Transition en manque de souffle

Mais cette transition rapide s’est essoufflée et il est vite apparu qu’elle prenait plus de temps que prévu. C’est pourquoi je pense que l’avenir de la voiture électrique en Europe est étroitement lié à celui des autres technologies. L’industrie a compris qu’elle ne peut pas se reposer sur une seule motorisation pour assurer sa pérennité.

Les voitures hybrides (HEV), hybrides rechargeables (PHEV), hybrides légères (MHEV), essence, 100 % électriques (EV), à autonomie étendue (EREV) et même à hydrogène devraient faire partie intégrante du paysage automobile au cours des cinq prochaines années. L’industrie automobile comprend qu’il est trop risqué de miser sur une technologie unique.

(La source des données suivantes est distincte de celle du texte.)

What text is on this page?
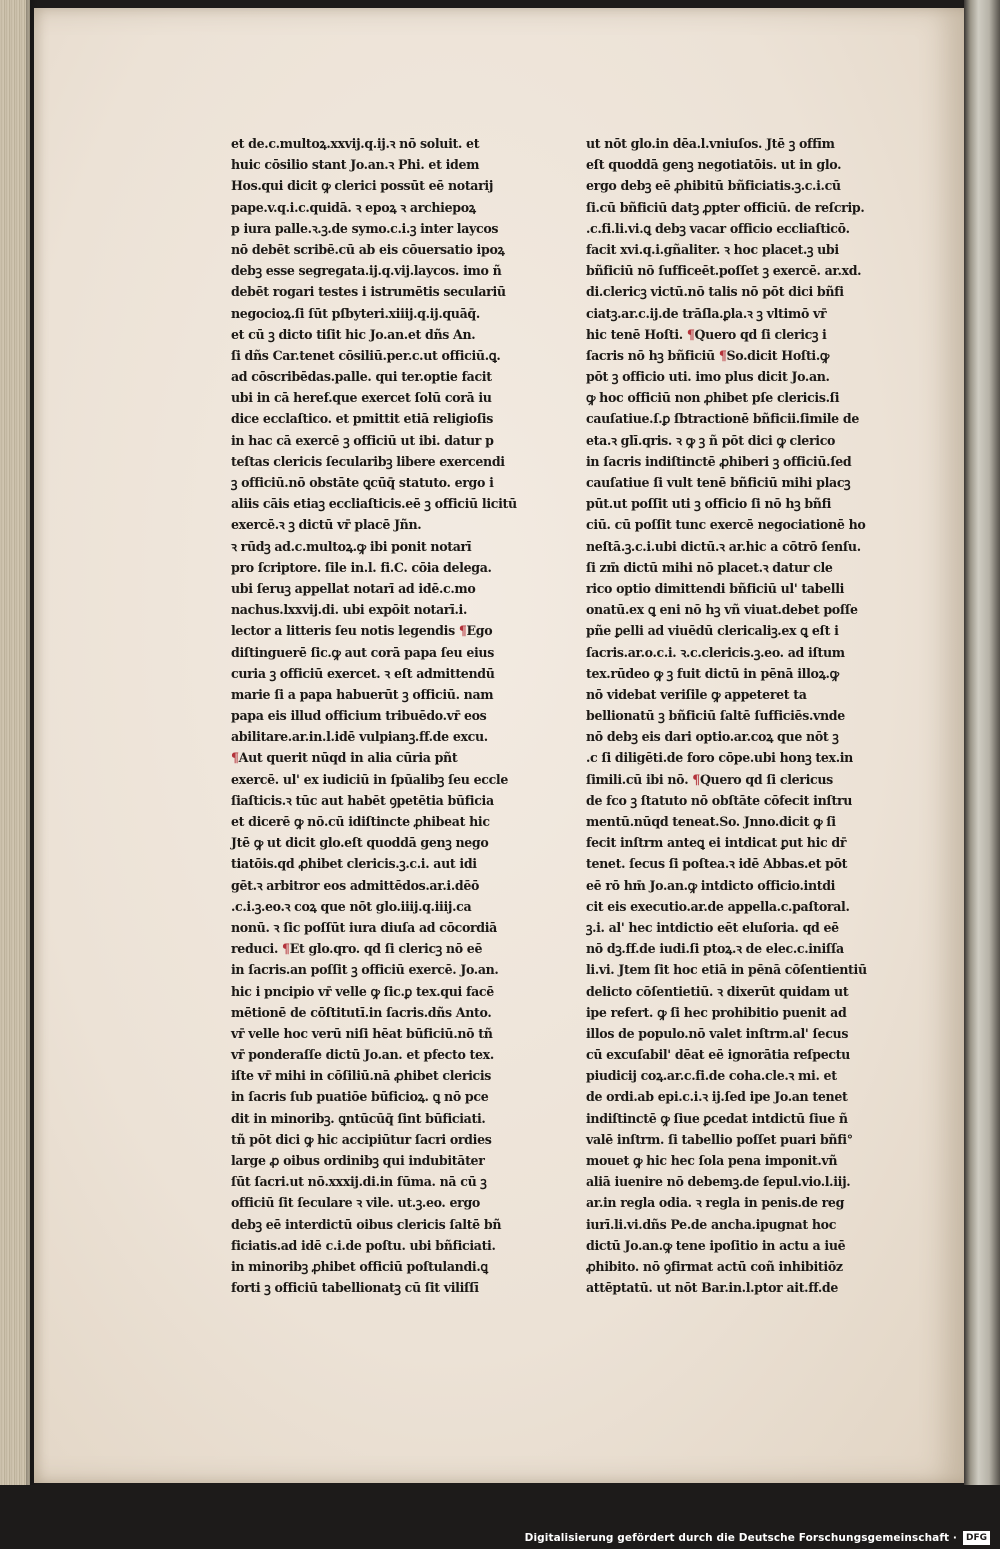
et de.c.multoꝝ.xxvij.q.ij.ꝛ nō soluit. et
huic cōsilio stant Jo.an.ꝛ Phi. et idem
Hos.qui dicit ꝙ clerici possūt eē notarij
pape.v.q.i.c.quidā. ꝛ epoꝝ ꝛ archiepoꝝ
p iura palle.ꝛ.ꝫ.de symo.c.i.ꝫ inter laycos
nō debēt scribē.cū ab eis cōuersatio ipoꝝ
debꝫ esse segregata.ij.q.vij.laycos. imo ñ
debēt rogari testes i istrumētis seculariū
negocioꝝ.ſi ſūt pſbyteri.xiiij.q.ij.quāq̄.
et cū ꝫ dicto tiſit hic Jo.an.et dñs An.
ſi dñs Car.tenet cōsiliū.per.c.ut officiū.ꝗ.
ad cōscribēdas.palle. qui ter.optie facit
ubi in cā heref.que exercet ſolū corā iu
dice ecclaſtico. et pmittit etiā religioſis
in hac cā exercē ꝫ officiū ut ibi. datur p
teſtas clericis ſecularibꝫ libere exercendi
ꝫ officiū.nō obstāte ꝗcūq̄ statuto. ergo i
aliis cāis etiaꝫ eccliaſticis.eē ꝫ officiū licitū
exercē.ꝛ ꝫ dictū vr̄ placē Jñn.
ꝛ rūdꝫ ad.c.multoꝝ.ꝙ ibi ponit notarī
pro ſcriptore. ſile in.l. fi.C. cōia delega.
ubi ſeruꝫ appellat notarī ad idē.c.mo
nachus.lxxvij.di. ubi expōit notarī.i.
lector a litteris ſeu notis legendis ¶Ego
diſtinguerē ſic.ꝙ aut corā papa ſeu eius
curia ꝫ officiū exercet. ꝛ eſt admittendū
marie ſi a papa habuerūt ꝫ officiū. nam
papa eis illud officium tribuēdo.vr̄ eos
abilitare.ar.in.l.idē vulpianꝫ.ff.de excu.
¶Aut querit nūqd in alia cūria pñt
exercē. ul' ex iudiciū in ſpūalibꝫ ſeu eccle
ſiaſticis.ꝛ tūc aut habēt ꝯpetētia būficia
et dicerē ꝙ nō.cū idiſtincte ꝓhibeat hic
Jtē ꝙ ut dicit glo.eſt quoddā genꝫ nego
tiatōis.qd ꝓhibet clericis.ꝫ.c.i. aut idi
gēt.ꝛ arbitror eos admittēdos.ar.i.dēō
.c.i.ꝫ.eo.ꝛ coꝝ que nōt glo.iiij.q.iiij.ca
nonū. ꝛ ſic poſſūt iura diuſa ad cōcordiā
reduci. ¶Et glo.qro. qd ſi clericꝫ nō eē
in ſacris.an poſſit ꝫ officiū exercē. Jo.an.
hic i pncipio vr̄ velle ꝙ ſic.ꝑ tex.qui facē
mētionē de cōſtitutī.in ſacris.dñs Anto.
vr̄ velle hoc verū niſi hēat būficiū.nō tñ
vr̄ ponderaſſe dictū Jo.an. et pfecto tex.
iſte vr̄ mihi in cōſiliū.nā ꝓhibet clericis
in ſacris ſub puatiōe būficioꝝ. ꝗ nō pce
dit in minoribꝫ. ꝗntūcūq̄ ſint būficiati.
tñ pōt dici ꝙ hic accipiūtur ſacri ordies
large ꝓ oibus ordinibꝫ qui indubitāter
ſūt ſacri.ut nō.xxxij.di.in ſūma. nā cū ꝫ
officiū ſit ſeculare ꝛ vile. ut.ꝫ.eo. ergo
debꝫ eē interdictū oibus clericis ſaltē bñ
ficiatis.ad idē c.i.de poſtu. ubi bñficiati.
in minoribꝫ ꝓhibet officiū poſtulandi.ꝗ
forti ꝫ officiū tabellionatꝫ cū ſit viliſſī
ut nōt glo.in dēa.l.vniuſos. Jtē ꝫ offīm
eſt quoddā genꝫ negotiatōis. ut in glo.
ergo debꝫ eē ꝓhibitū bñficiatis.ꝫ.c.i.cū
ſi.cū bñficiū datꝫ ꝓpter officiū. de reſcrip.
.c.fi.li.vi.ꝗ debꝫ vacar officio eccliaſticō.
facit xvi.q.i.gñaliter. ꝛ hoc placet.ꝫ ubi
bñficiū nō ſufficeēt.poſſet ꝫ exercē. ar.xd.
di.clericꝫ victū.nō talis nō pōt dici bñfi
ciatꝫ.ar.c.ij.de trāſla.ꝑla.ꝛ ꝫ vltimō vr̄
hic tenē Hoſti. ¶Quero qd ſi clericꝫ i
ſacris nō hꝫ bñficiū ¶So.dicit Hoſti.ꝙ
pōt ꝫ officio uti. imo plus dicit Jo.an.
ꝙ hoc officiū non ꝓhibet pſe clericis.ſi
cauſatiue.ſ.ꝑ ſbtractionē bñficii.ſimile de
eta.ꝛ glī.qris. ꝛ ꝙ ꝫ ñ pōt dici ꝙ clerico
in ſacris indiſtinctē ꝓhiberi ꝫ officiū.ſed
cauſatiue ſi vult tenē bñficiū mihi placꝫ
pūt.ut poſſit uti ꝫ officio ſi nō hꝫ bñfi
ciū. cū poſſit tunc exercē negociationē ho
neſtā.ꝫ.c.i.ubi dictū.ꝛ ar.hic a cōtrō ſenſu.
ſi zm̄ dictū mihi nō placet.ꝛ datur cle
rico optio dimittendi bñficiū ul' tabelli
onatū.ex ꝗ eni nō hꝫ vñ viuat.debet poſſe
pñe ꝑelli ad viuēdū clericaliꝫ.ex ꝗ eſt i
ſacris.ar.o.c.i. ꝛ.c.clericis.ꝫ.eo. ad iſtum
tex.rūdeo ꝙ ꝫ fuit dictū in pēnā illoꝝ.ꝙ
nō videbat veriſile ꝙ appeteret ta
bellionatū ꝫ bñficiū ſaltē ſufficiēs.vnde
nō debꝫ eis dari optio.ar.coꝝ que nōt ꝫ
.c ſi diligēti.de foro cōpe.ubi honꝫ tex.in
ſimili.cū ibi nō. ¶Quero qd ſi clericus
de fco ꝫ ſtatuto nō obſtāte cōfecit inſtru
mentū.nūqd teneat.So. Jnno.dicit ꝙ ſi
fecit inſtrm anteꝗ ei intdicat ꝑut hic dr̄
tenet. ſecus ſi poſtea.ꝛ idē Abbas.et pōt
eē rō hm̄ Jo.an.ꝙ intdicto officio.intdi
cit eis executio.ar.de appella.c.paſtoral.
ꝫ.i. al' hec intdictio eēt eluſoria. qd eē
nō dꝫ.ff.de iudi.ſi ptoꝝ.ꝛ de elec.c.iniſſa
li.vi. Jtem ſit hoc etiā in pēnā cōſentientiū
delicto cōſentietiū. ꝛ dixerūt quidam ut
ipe refert. ꝙ ſi hec prohibitio puenit ad
illos de populo.nō valet inſtrm.al' ſecus
cū excuſabil' dēat eē ignorātia reſpectu
piudicij coꝝ.ar.c.fi.de coha.cle.ꝛ mi. et
de ordi.ab epi.c.i.ꝛ ij.ſed ipe Jo.an tenet
indiſtinctē ꝙ ſiue ꝑcedat intdictū ſiue ñ
valē inſtrm. ſi tabellio poſſet puari bñfi°
mouet ꝙ hic hec ſola pena imponit.vñ
aliā iuenire nō debemꝫ.de ſepul.vio.l.iij.
ar.in regla odia. ꝛ regla in penis.de reg
iurī.li.vi.dñs Pe.de ancha.ipugnat hoc
dictū Jo.an.ꝙ tene ipoſitio in actu a iuē
ꝓhibito. nō ꝯfirmat actū coñ inhibitiōz
attēptatū. ut nōt Bar.in.l.ptor ait.ff.de
Digitalisierung gefördert durch die Deutsche Forschungsgemeinschaft ·	DFG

Un éco-système à consolider

C’est pourquoi, même si la voiture électrique devrait devenir plus abordable (moins

chère) dans les années à venir, elle ne sera pas le seul choix offert aux consommateurs européens. L’écosystème autour des véhicules électriques à batterie (BEV) aura besoin de plus de temps pour se développer pleinement, tandis que les constructeurs automobiles européens auront besoin de plus de temps pour proposer des voitures électriques réellement abordables.

L’avenir est prometteur pour les voitures électriques en Europe. Mais contrairement à ce que l’on pensait il y a quelques années, elles ne seront pas exclusives et les autres technologies continueront de jouer leur rôle. C’est une bonne chose pour les consommateurs.